AbstractThe article deals with the peculiarities of the image of the female detective in the English female detective prose of the 19th and 20th centuries. We have traced the changes in the portrayal of the female detective in English literature and singled out the factors which influenced them. First of all, every writer’s experience and life conditions make an impact on the construction of their images. It is obvious that S. Hopley couldn’t but work secretly as her creator C. Crowe wrote detective using the other name. It was the trend of the nineteenth century. In the first part of the twentieth century, women started to obtain different professions alongside men. A. Christie and D. Sayers had an opportunity to be not only writers but even theoreticians of the genre. That is why Miss Marple and H. Vane were able to show their achievements together with men. And the second part of the twentieth century presented women with total freedom. So, we can read about Sharon McCone who is a successful private detective. The second important fact is the situation in the society which for sure is reflected in the realistic literary works and can be easily noticed in the behaviour of the characters. And the last efficient thing is the plot of the story because it dictates the actions which sometimes do not depend on the personality.

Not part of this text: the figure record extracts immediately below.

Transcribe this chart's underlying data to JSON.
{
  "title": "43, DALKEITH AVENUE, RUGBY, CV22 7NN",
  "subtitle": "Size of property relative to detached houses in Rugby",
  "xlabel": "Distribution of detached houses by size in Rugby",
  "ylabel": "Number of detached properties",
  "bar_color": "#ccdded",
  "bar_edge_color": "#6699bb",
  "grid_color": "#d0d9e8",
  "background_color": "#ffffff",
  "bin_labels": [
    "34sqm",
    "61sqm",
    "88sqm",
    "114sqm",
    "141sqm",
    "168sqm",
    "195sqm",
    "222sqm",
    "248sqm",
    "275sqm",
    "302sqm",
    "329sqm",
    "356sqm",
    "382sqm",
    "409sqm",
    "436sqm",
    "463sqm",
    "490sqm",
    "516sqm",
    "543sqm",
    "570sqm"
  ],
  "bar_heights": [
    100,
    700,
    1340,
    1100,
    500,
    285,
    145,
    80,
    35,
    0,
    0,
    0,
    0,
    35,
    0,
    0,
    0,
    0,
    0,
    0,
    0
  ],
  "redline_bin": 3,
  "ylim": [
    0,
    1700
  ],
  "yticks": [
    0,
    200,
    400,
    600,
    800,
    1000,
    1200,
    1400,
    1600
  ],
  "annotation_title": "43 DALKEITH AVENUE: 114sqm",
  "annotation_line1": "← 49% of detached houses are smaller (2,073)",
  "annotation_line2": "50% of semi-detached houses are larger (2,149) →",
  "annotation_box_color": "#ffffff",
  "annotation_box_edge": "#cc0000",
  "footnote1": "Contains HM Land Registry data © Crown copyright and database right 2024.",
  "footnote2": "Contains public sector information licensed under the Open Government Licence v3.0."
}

The article analyzes the characteristic features of the female detectives belonging to three stages of detective development: detective classics (until the early twentieth century), detective modernism (1910–the 1970s), and detective postmodernism (after the 1970s). The female detective of detective classics is clever and kind but lacks self-confidence and support. Detective modernism shows us an intelligent, smart, very brave, and attentive detective. The woman detective of the postmodern period is smart, courageous, emotional, and hard-working. Thus, we have suggested the canonic image of the female detective. She has a sharp mind, a very high level of knowledge, a sense of responsibility, a strong wish to work, and a little time for her personal life. This woman is pretty, careful, witty, and ready to investigate at any time.